What a simple pledge; so small, so easy to remember. For much of US history every school day from coast to coast started with the Pledge of Allegiance and the Lord's Prayer or a moment of silent prayer.
These simple routines seem old-fashioned by our modern, more enlightened culture. How could we force religion or "GASP!!" patriotism on innocent minds like that?
Well, I can't speak to the logic behind instilling values in children through the school system. I can tell you there is certainly a difference in the students from my day and the children graduating over the past thirty years.
We never had school shootings in those days. Neither did we have rampant teen pregnancies like they do now.
Sure girls did get pregnant in small numbers in every era. The difference is the father stepped up and took responsibility for the woman and child. More often than not they got married.
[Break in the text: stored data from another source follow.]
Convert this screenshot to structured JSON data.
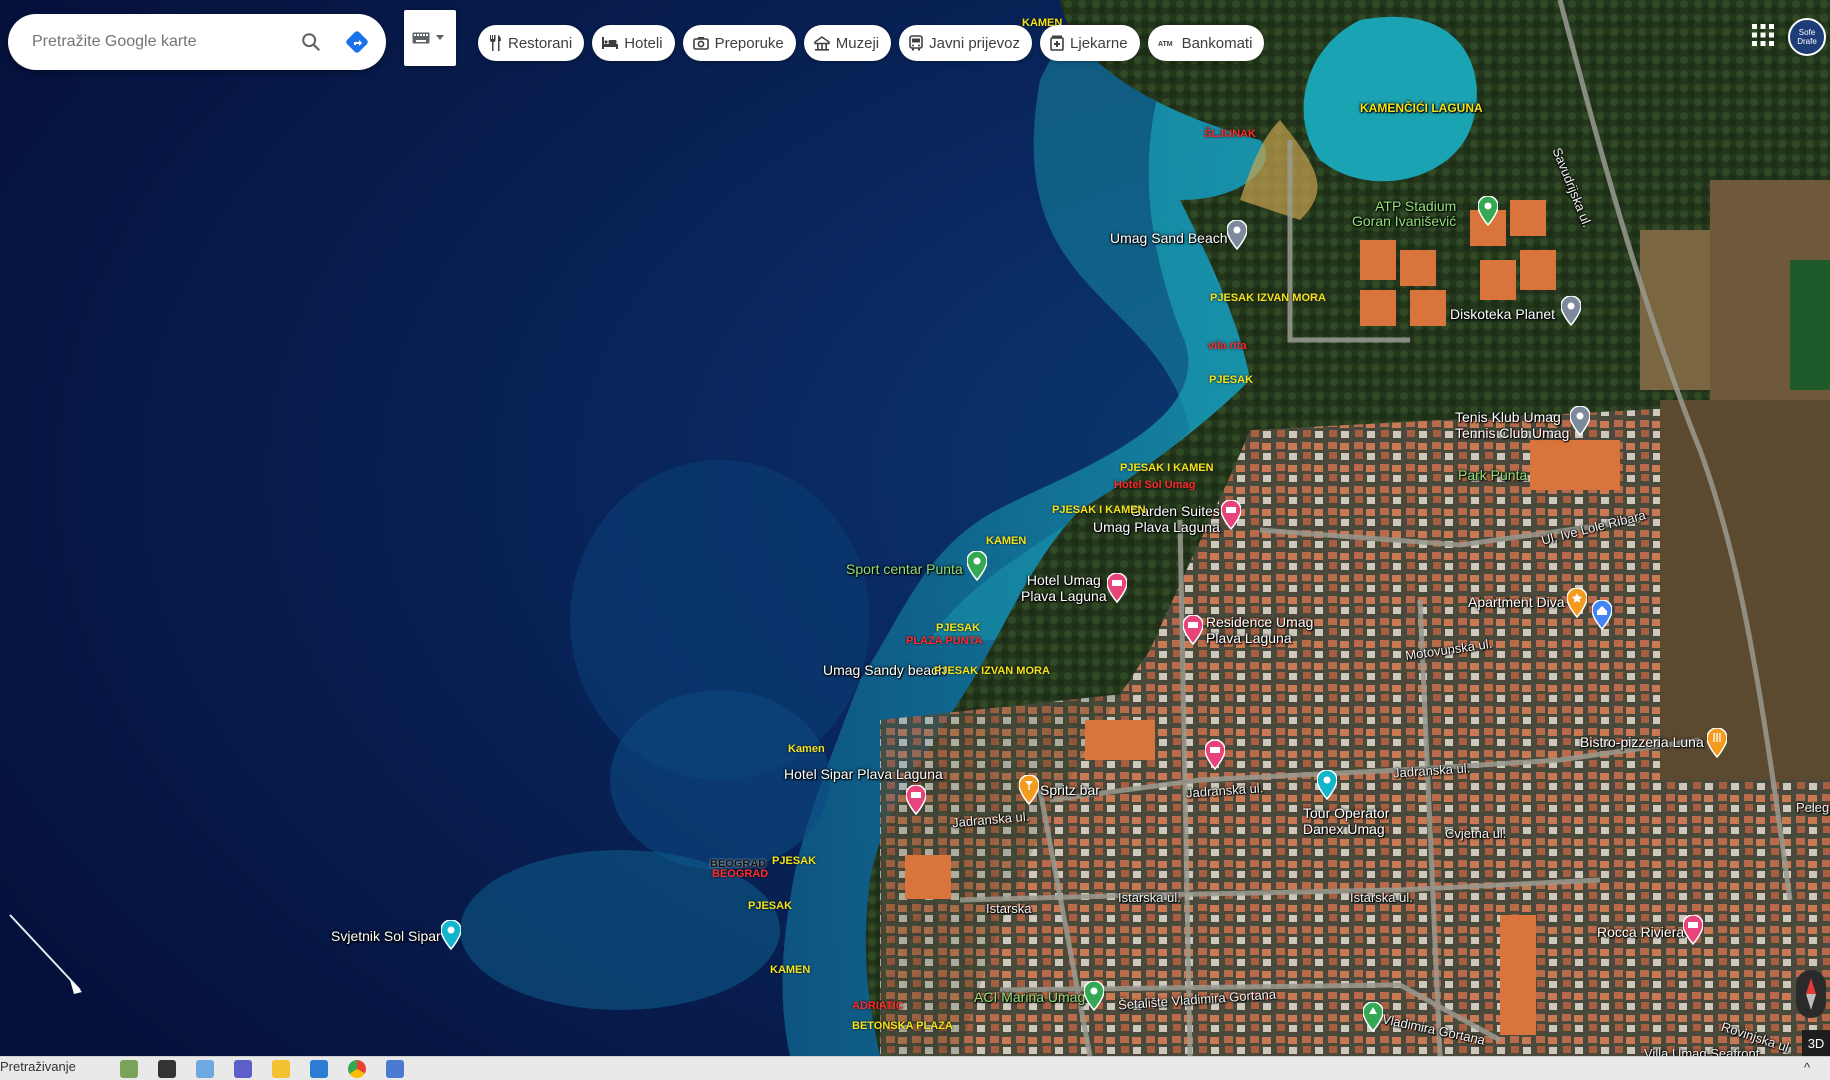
{
  "search": {
    "placeholder": "Pretražite Google karte"
  },
  "chips": [
    {
      "label": "Restorani",
      "icon": "fork-knife-icon"
    },
    {
      "label": "Hoteli",
      "icon": "bed-icon"
    },
    {
      "label": "Preporuke",
      "icon": "camera-icon"
    },
    {
      "label": "Muzeji",
      "icon": "museum-icon"
    },
    {
      "label": "Javni prijevoz",
      "icon": "bus-icon"
    },
    {
      "label": "Ljekarne",
      "icon": "pharmacy-icon"
    },
    {
      "label": "Bankomati",
      "icon": "atm-icon"
    }
  ],
  "account": {
    "avatar_text": "Sofe Drafe"
  },
  "places": {
    "kamencici_laguna": "KAMENČIĆI LAGUNA",
    "atp_stadium": "ATP Stadium\nGoran Ivanišević",
    "umag_sand_beach": "Umag Sand Beach",
    "diskoteka_planet": "Diskoteka Planet",
    "tenis_klub": "Tenis Klub Umag\nTennis Club Umag",
    "park_punta": "Park Punta",
    "garden_suites": "Garden Suites\nUmag Plava Laguna",
    "sport_centar": "Sport centar Punta",
    "hotel_umag": "Hotel Umag\nPlava Laguna",
    "residence_umag": "Residence Umag\nPlava Laguna",
    "apartment_diva": "Apartment Diva",
    "umag_sandy_beach": "Umag Sandy beach",
    "hotel_sipar": "Hotel Sipar Plava Laguna",
    "spritz_bar": "Spritz bar",
    "tour_operator": "Tour Operator\nDanex Umag",
    "bistro_luna": "Bistro-pizzeria Luna",
    "svjetnik": "Svjetnik Sol Sipar",
    "rocca_riviera": "Rocca Riviera",
    "aci_marina": "ACI Marina Umag"
  },
  "roads": {
    "ive_lole_ribara": "Ul. Ive Lole Ribara",
    "motovunska": "Motovunska ul.",
    "jadranska1": "Jadranska ul.",
    "jadranska2": "Jadranska ul.",
    "jadranska3": "Jadranska ul.",
    "istarska1": "Istarska",
    "istarska2": "Istarska ul.",
    "istarska3": "Istarska ul.",
    "cvjetna": "Cvjetna ul.",
    "setaliste": "Šetalište Vladimira Gortana",
    "vladimira_gortana": "Ul. Vladimira Gortana",
    "savudrijska": "Savudrijska ul.",
    "umag_safront": "Villa Umag Seafront",
    "pelegrin": "Pelegrin",
    "rovinjska": "Rovinjska ul."
  },
  "annotations": {
    "kamen_top": "KAMEN",
    "sljunak": "ŠLJUNAK",
    "pjesak_izvan_mora1": "PJESAK IZVAN MORA",
    "vila_rita": "vila rita",
    "pjesak1": "PJESAK",
    "pjesak_i_kamen1": "PJESAK I KAMEN",
    "hotel_sol_umag": "Hotel Sol Umag",
    "pjesak_i_kamen2": "PJESAK I KAMEN",
    "kamen2": "KAMEN",
    "pjesak2": "PJESAK",
    "plaza_punta": "PLAZA PUNTA",
    "pjesak_izvan_mora2": "PJESAK IZVAN MORA",
    "kamen3": "Kamen",
    "beograd": "BEOGRAD",
    "beograd_red": "BEOGRAD",
    "pjesak3": "PJESAK",
    "pjesak4": "PJESAK",
    "kamen4": "KAMEN",
    "adriatic": "ADRIATIC",
    "betonska": "BETONSKA PLAZA"
  },
  "map_controls": {
    "btn_3d": "3D"
  },
  "taskbar": {
    "search_label": "Pretraživanje"
  },
  "colors": {
    "deep_sea": "#06123a",
    "shallow_sea": "#1fa6b8",
    "land": "#2f3d23",
    "clay_court": "#d9753c",
    "pin_pink": "#e8437a",
    "pin_green": "#34a853",
    "pin_teal": "#12b5cb",
    "pin_gray": "#7c8a9c",
    "pin_orange": "#f29b1d"
  }
}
Why would such a simple pledge have an impact on society? What difference can saying a few lines each morning have on children?
The answer is as simple as the question; it taught us that we were the center of the universe.
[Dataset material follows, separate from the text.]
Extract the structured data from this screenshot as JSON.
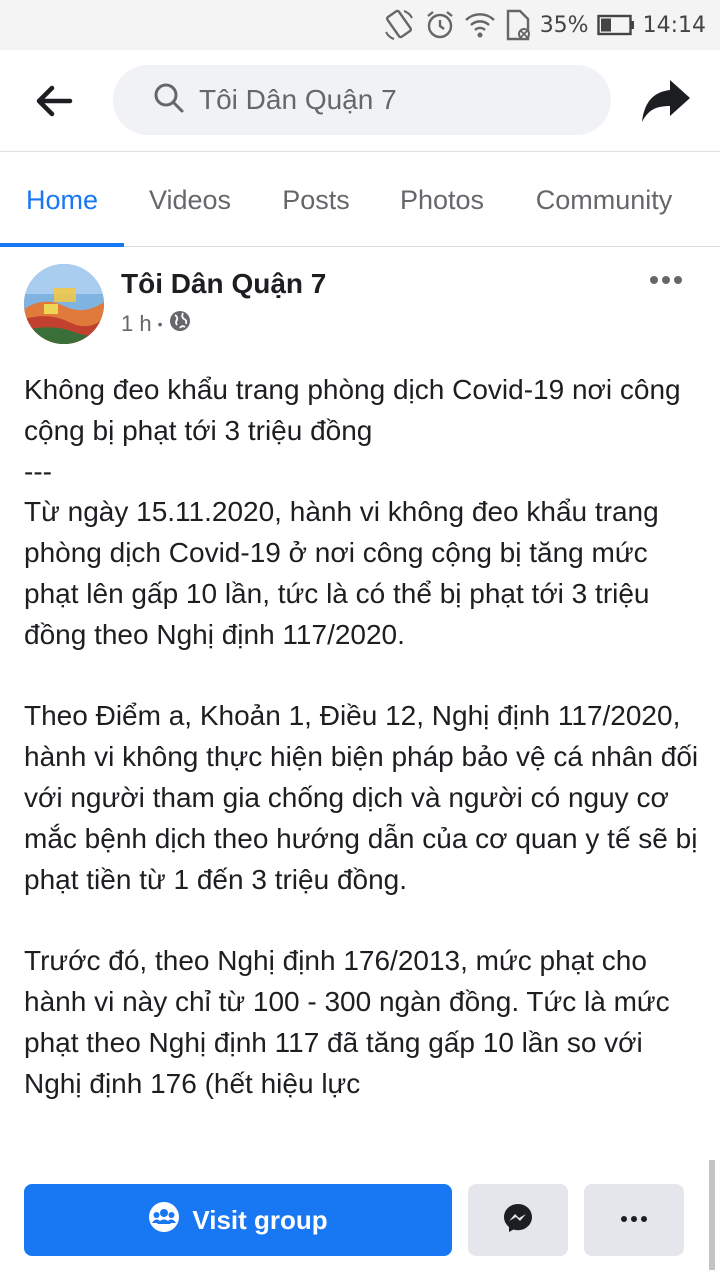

By saying the Pledge of Allegiance we acknowledged that we were citizens of the United States.
We declared that we owed loyalty, fidelity and service to our nation.
Most importantly, through school prayer and the pledge of Allegiance, we were reminded that we are a part of a larger community; that being a nation and a faith. There is certainly value in acknowledging our civic responsibilities.
This isn't the place to debate school prayer; too many people argue about that already.
I feel that a lot of the problems we see in school today are traceable back to the end of the Pledge of Allegiance. I’ve already pointed out two of the effects; pregnancy and school violence.
It could be argued that many other social ills derive from this failure. We have had difficulty in recruiting young people willing to serve in the military.
No, this isn’t because of Bush or the Iraqi/Afghanistan Wars. Recruiting numbers were low in the nineties after Clinton came into office. When the Commander in Chief refused to serve, how can he then inspire youth to heed the call to duty?
No, like many of his generation, he valued his life more than the existence of his nation. He demanded rights and freedom but was unwilling to pay the price for it.
Perhaps he would have been a different person had he learned the Pledge of Allegiance in his youth. Perhaps the country would have been a different place under his leadership.
A simple set of declarative phrases – spoken clearly and in unison – a room full of citizens with hand over heart – telling the walls and the world that they were a part of a great tradition begun in 1776 and not yet ending with them.
Perhaps we can already see the end . . . or we could put the Pledge of Allegiance back in schools . . .in ENGLISH!